Chumbucket lifted his rum tot and replied, “You are, as ever, a patron of the arts.”

Toward the back of the crowd, Slappy and Sawbones Burgess sat in a section they called, “The Critics Corner.” Burgess actually wrote a column for Pirattitude Monthly called, “Pirate’s Playbill,” in which he would render his verdict on ship-board theatrical events. In fact, when Cap’n Slappy directed Julius Caesar – insisting on playing the title role himself, it was Doctor Burgess who wrote;

“Mr. Slappy has a body more fit for such characters as Falstaff or … well … just Falstaff. My medical background prevented my disbelief from being appropriately suspended. When Brutus and company went about their stabbing business, I was taken out of the moment by the thought that none of those blades were nearly long enough to poke their way through his many layers of flab to do any real damage to any internal organ. … The bounds of Mr.
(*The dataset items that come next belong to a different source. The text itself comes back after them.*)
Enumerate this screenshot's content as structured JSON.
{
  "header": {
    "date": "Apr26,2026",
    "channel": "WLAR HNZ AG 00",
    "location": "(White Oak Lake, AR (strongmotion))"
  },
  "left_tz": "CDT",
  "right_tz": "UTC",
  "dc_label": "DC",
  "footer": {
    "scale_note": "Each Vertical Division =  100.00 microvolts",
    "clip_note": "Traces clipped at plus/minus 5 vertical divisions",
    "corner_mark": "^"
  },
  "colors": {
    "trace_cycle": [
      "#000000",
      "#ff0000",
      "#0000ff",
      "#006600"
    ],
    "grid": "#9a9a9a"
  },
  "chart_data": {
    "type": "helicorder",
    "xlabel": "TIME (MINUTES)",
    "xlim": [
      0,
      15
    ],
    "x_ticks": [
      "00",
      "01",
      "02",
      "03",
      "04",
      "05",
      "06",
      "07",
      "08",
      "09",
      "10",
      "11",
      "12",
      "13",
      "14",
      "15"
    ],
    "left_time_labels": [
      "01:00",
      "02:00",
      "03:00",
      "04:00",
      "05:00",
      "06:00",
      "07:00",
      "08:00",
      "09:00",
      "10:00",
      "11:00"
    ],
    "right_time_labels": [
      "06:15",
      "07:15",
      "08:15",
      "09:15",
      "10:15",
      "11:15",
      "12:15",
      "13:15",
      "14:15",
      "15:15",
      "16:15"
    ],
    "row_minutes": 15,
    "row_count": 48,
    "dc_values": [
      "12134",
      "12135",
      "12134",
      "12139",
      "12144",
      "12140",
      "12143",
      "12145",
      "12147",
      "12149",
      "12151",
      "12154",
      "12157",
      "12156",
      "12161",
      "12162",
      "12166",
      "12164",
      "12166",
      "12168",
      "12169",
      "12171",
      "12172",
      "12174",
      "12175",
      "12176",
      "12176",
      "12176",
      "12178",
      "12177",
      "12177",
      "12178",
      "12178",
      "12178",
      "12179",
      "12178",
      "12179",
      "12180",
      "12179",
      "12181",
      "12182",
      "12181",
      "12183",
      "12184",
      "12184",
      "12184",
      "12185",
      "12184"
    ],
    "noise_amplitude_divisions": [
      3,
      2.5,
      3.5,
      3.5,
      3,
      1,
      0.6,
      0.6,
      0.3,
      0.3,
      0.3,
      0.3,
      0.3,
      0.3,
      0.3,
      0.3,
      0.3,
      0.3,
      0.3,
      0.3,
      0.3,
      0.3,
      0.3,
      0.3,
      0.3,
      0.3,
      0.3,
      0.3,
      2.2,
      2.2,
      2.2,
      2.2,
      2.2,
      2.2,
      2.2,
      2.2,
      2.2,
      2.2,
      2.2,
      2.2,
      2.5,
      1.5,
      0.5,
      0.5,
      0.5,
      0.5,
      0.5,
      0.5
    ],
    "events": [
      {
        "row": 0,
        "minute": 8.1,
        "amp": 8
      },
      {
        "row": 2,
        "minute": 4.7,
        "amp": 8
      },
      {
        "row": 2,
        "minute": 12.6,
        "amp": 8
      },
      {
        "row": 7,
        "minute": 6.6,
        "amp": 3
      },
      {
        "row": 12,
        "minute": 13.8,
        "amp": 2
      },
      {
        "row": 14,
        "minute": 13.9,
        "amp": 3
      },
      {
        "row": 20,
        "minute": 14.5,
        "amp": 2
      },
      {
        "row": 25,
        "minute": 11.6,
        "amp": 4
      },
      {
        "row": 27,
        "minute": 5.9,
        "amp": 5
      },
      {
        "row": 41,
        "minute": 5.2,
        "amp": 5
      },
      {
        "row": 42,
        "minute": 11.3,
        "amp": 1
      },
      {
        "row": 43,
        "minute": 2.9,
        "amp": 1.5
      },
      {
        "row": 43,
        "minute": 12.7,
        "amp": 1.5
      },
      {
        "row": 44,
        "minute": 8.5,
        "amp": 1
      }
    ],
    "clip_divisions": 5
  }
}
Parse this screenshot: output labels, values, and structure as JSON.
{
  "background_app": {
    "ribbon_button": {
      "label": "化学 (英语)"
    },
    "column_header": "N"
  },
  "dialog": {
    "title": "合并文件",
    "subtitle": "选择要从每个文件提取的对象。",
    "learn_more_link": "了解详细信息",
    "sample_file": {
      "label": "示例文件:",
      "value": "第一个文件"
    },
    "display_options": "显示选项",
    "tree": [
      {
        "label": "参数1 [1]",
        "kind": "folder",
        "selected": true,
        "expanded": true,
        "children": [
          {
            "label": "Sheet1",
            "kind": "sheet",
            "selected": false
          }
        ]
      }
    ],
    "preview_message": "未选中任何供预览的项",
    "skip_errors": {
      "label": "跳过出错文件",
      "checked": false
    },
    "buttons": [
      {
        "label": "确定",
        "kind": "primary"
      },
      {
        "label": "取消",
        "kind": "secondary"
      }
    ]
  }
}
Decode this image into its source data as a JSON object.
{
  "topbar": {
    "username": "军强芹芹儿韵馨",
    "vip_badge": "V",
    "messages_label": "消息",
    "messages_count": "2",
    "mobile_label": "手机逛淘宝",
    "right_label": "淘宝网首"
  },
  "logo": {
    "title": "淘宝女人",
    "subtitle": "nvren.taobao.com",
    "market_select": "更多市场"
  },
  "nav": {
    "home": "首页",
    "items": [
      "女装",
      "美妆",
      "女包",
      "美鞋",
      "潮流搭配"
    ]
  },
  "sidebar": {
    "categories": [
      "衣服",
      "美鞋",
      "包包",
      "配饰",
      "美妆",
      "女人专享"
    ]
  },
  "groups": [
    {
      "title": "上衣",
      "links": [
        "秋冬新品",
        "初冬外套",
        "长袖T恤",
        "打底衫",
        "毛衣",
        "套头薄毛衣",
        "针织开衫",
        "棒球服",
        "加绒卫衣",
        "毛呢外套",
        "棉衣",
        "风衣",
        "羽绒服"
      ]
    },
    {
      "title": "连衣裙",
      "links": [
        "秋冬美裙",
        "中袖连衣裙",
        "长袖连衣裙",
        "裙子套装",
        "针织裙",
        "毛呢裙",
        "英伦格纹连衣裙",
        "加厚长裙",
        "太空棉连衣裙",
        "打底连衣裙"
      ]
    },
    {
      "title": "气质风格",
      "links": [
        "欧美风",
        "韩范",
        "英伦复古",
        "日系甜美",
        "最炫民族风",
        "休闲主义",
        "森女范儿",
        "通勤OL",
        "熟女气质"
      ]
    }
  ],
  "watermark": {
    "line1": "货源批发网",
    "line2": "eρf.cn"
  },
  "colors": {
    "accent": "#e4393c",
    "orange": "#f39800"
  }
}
Slappy’s self-indulgence we limitless as evidenced by his ghostly appearance (in the form of a canvass bag with eye holes gouged out of it) in the battle scenes late in the show – urging Marc Antony to ‘Fight on! Marc Antony! Kick Brutus in the Gonads!’ and other such words that I am quite confident never fell from the quill of the Bard of Avon.”

When Slappy directed, Chumbucket would sit with Sawbones – and vice versa. All three had sat together when Cementhands McCormack made his directorial debut in a play he had written under a “pen name.” He called it, “Of Mice and Me.” It was a tender autobiographical account of his years spent on an orphan farm and a very special friendship he had with a mouse. Heartwarming it was – until the end, when the mouse turned out to be a French aristocrat in hiding and was taken away and brutally beheaded. Burgess, Chumbucket and Slappy just sat there – mouths agape – unable to believe what they had just seen. Burgess submitted a one-word review that never ran in Pirattitude Monthly. It simply read, “Jesus!”

As the play began, Los Mariachi strummed a bit on the guitar. Dogwatch Watts and Ginger La Stella took up their positions as Theseus and Hyppolyta. Dogwatch began to speak, “Now, fair Hippolyta, our nuptial hour Draws on apace; four happy days bring in
Another moon …”

“This is going to be good!” Slappy giggled a whisper toward Doc Burgess.

“Shhh!” Sawbones replied sharply and readied his note pad for work.